Çin’de bir pazara adım attığınızda, aslında sıradan bir alışveriş yapmıyorsunuz; küçük bir diplomasi masasının tam ortasına oturmuş oluyorsunuz. Burada pazarlığın bir kültür, bir iletişim biçimi, hatta ince bir zihin oyunu olduğunu öğrendim ve en etkileyici olanı pazarda geliştirdiğiniz yeteneğinizi yaşamınızın hemen hemen her alanında başarıyla uygulayabilirsiniz.
Bu kültürü anlamak için gelmeden önce kitaplar okumuştum, tavsiyeler almıştım. Ama en büyük dersi Pekin’de, bizzat bir pazarlık ustasını izleyerek öğrendim: Mehmet Öğütcü.
Yıllar önce Pekin’de diplomat olarak görev yapmış Mehmet, pazarlığı bir “fiyat kırma” çabası değil; insan psikolojisini okuma sanatı olarak ele alıyor. Onu pazar tezgâhlarının arasında izlemek benim için adeta bir saha dersi oldu. Yanında durup hiçbir şeye müdahale etmeden yalnızca gözlemlemek bile, kitaplardan öğrenemeyeceğim kadar çok şey kattı.
Bu yazıdaki tüm çıkarımlar, tamamen Mehmet’in ustalığını sessizce izlerken edindiğim gözlemlerden doğdu.
Sabır: En Sessiz Ama En Güçlü Silah
Pekin’in antika pazarlarında fark ettiğim ilk şey şuydu: Mehmet hiçbir zaman acele etmiyor.
Bir objeyi eline alınca hemen fiyat sormuyor. Önce satıcıyı izliyor; ses tonunu, bakışlarını, tereddütlerini… Sanki karşısındaki kişi değil, onun zihni konuşuyor.
Ve ben o an şunu fark ettim:
Sabır Çin’de bir pazarlık yöntemi değil, bir saygı biçimi. Saygı arttıkça fiyat kendiliğinden düşüyor.
Bu, Mehmet’in pazarlığında defalarca gördüğüm bir kural.
İlgi Göstermek Ama Asla Hücum Etmemek
Çin kültüründe iki aşırılık tehlikeli:
• Aşırı heves
• Küçümseme
Mehmet’in yöntemi ise iki ucun tam ortasında. Bir objeye bakarken merak gösteriyor ama “bunu kesin alacağım” hissi vermiyor. Bu dengeli tavır satıcıyı rahatlatıyor, pazarlığa eğlenceli bir ritim veriyor.

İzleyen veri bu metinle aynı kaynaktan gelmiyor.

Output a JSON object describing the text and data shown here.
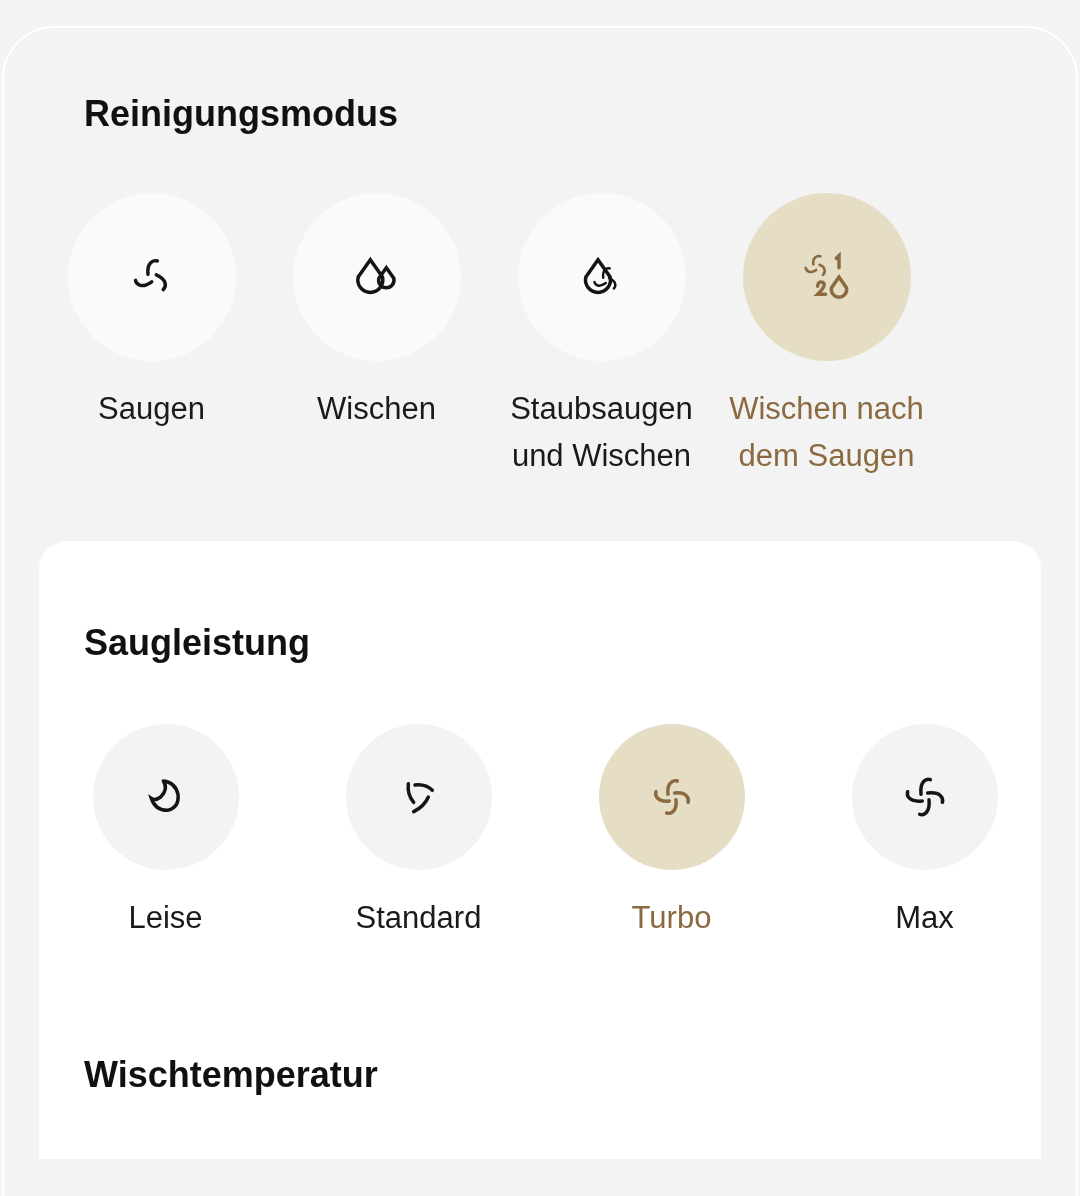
{
  "cleaning_mode": {
    "title": "Reinigungsmodus",
    "options": [
      {
        "label": "Saugen",
        "selected": false
      },
      {
        "label": "Wischen",
        "selected": false
      },
      {
        "label": "Staubsaugen und Wischen",
        "selected": false
      },
      {
        "label": "Wischen nach dem Saugen",
        "selected": true
      }
    ]
  },
  "suction_power": {
    "title": "Saugleistung",
    "options": [
      {
        "label": "Leise",
        "selected": false
      },
      {
        "label": "Standard",
        "selected": false
      },
      {
        "label": "Turbo",
        "selected": true
      },
      {
        "label": "Max",
        "selected": false
      }
    ]
  },
  "mop_temperature": {
    "title": "Wischtemperatur"
  }
}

Ben bunu izlerken kendi kendime düşündüm:
“Demek ki pazarlık, istek değil, denge yönetimiymiş.”
Gülümsemenin Kurduğu O Görünmez Bağ
Mehmet’in fark yarattığı bir diğer detay: sıcak ama ölçülü bir gülümseme.
Bu basit gibi görünen hareketin etkisini gözlerimle gördüm: Satıcının yüzü yumuşuyor, mesafe azalıyor, insanlık bağı kuruluyor.
Sanki pazarlık değil, iki eski tanıdık arasında sohbet başlıyor.
Ve o anda şunu anladım:
Gülümseme, fiyatı düşüren en güçlü yumuşatıcı.
Geri Çekilmenin Stratejik Ustalığı
Mehmet’in en çarpıcı hamlesi geri çekilme anıydı.
Objeyi beğense bile asla bunu belli etmeden, tam zamanında hafifçe uzaklaşıyor. Satıcı bir anda panikliyor:
“Bu müşteriyi kaybediyorum.”
Ve tahmin edeceğiniz gibi:
Ardından mutlaka daha iyi bir fiyat geliyor.
Bu sahneyi tekrar tekrar izledim ve aklımda şu cümle oluştu:
Geri çekilmek kayıp değil; en etkili ilerleme yöntemi.
Elbette kararlıysanız… ve kaybetmeyi de göze alıyorsanız.
Objenin Dilini Okumak: Bilgiyle Kurulan Güç
Bir bronz at, bir mürekkep taşı, bir ipek…
Objenin hikâyesine hâkim olduğunuzda satıcıyla bambaşka bir ilişki başlıyor.
Hatta satıcının yüzünde oluşan o tanıdık ifadeyi yakaladım:
“Bu kişi anlıyor ve emeğime saygı duyuyor.”
Tam o anda sohbet derinleşiyor, karşılıklı takdir yükseliyor…
Ve evet, fiyat da kendiliğinden düşüyor.
Pazarlığın Psikolojisi: Mehmet Öğütcü’yü İzlerken Öğrendiğim 10 İlke
Pekin pazarlarında Mehmet’in uyguladığı ve benim gözlemleyerek öğrendiğim 10 temel davranış şöyle:
1.Son fiyatı söyledikten sonra sessizce beklemek, sanırım satıcı bu süre içinde psikolojik bir baskıyı hissediyor ve iki defa düşünmek zorunda kalıyor .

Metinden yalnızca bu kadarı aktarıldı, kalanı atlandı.